Marlis Petersen : profession chanteuse d’opéra !

Sur la planète lyrique, les grands continents souvent visités jouxtent des îles merveilleuses dont seuls les initiés semblent jouir. La soprano allemande Marlis Petersen est une star internationale qui se fait relativement discrète en France. Quelques privilégiés connaissent pourtant bien son travail grâce aux enregistrements discographiques plus réussis les uns que les autres. La grande artiste qui excelle dans le répertoire de la mélodie est une Liedersängerin parmi les plus recherchées au monde grâce à un art consommé et une technique superlative (on ne saurait trop conseiller l’écoute des Goethe-Lieder chez Harmonia Mundi).

Sur scène, elle brûle les planches. Une des plus grandes Lulu de sa génération se balade de rôle en rôle avec une curiosité qui lui permet d’aborder tous les répertoires. La saison 2018-2019 est particulièrement prometteuse avec Alcina de Haendel puis Salome de Strauss, deux personnages puissants. A l’image de ces héroïnes, il est impossible de ne pas tomber sous le charme de Marlis Petersen, voix sublime et personnalité irrésistible, solaire et merveilleusement enthousiasmante.
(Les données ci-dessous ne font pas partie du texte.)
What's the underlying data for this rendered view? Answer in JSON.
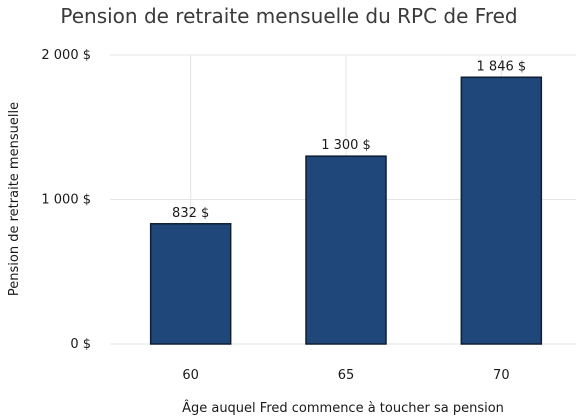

Il est grand temps de faire connaissance avec cette artiste magnifique qui nous a accordé une interview juste après un triomphe dans la version de concert du Leonore de Beethoven à la Philharmonie de Paris.

© Yiorgos Mavropoulos

© Yiorgos Mavropoulos

Vous venez de chanter le rôle de Leonore dans l’opéra éponyme de Beethoven avec un très grand succès. C’était la première fois que vous vous produisiez à la Philharmonie de Paris ?

Oui et je trouve que l’acoustique y est formidable. Elle vous permet d’oser chanter vraiment pianissimo, ce que vous ne pouvez pas faire dans une salle moins bonne. Je suis très heureuse du travail que nous avons accompli avec René Jacobs et le Freiburger Barockorchester.

Cette première ébauche de Fidelio n’est pas souvent à l’affiche. Comment travaillez-vous une partition comme celle-ci, quasiment inconnue ?

Leonore, c’est une odyssée, une belle découverte et une aventure en soi. J’ai commencé par écouter l’enregistrement de John Eliot Gardiner pour me familiariser avec la musique puis, j’ai attaqué tout de suite la partition en travaillant seule. Ensuite, nous avons eu une semaine entière avec le chef René Jacobs pendant laquelle nous avons approfondi nos rôles. Enfin, l’orchestre nous a rejoint pour plusieurs semaines de répétitions intenses. De plus, René a eu la très bonne idée d’une mise en espace qui oblige les chanteurs à être complètement au point avec la partition et permet d’être beaucoup plus authentique que lorsque l’on a le nez dans la partition. C’est idéal.

Cette partition, justement, la partie soprano est réputée pour ces nombreuses difficultés techniques…

Je dois admettre qu’il faut la négocier en termes d’économie et de distribution d’énergie. Mais quand vous êtes portée par l’acoustique sensationnelle de la salle comme à Paris ou à la Elbphilharmonie, c’est comme si vous laissiez chanter votre âme. Et vous savez, être entourée par les spectateurs, cela nous porte également.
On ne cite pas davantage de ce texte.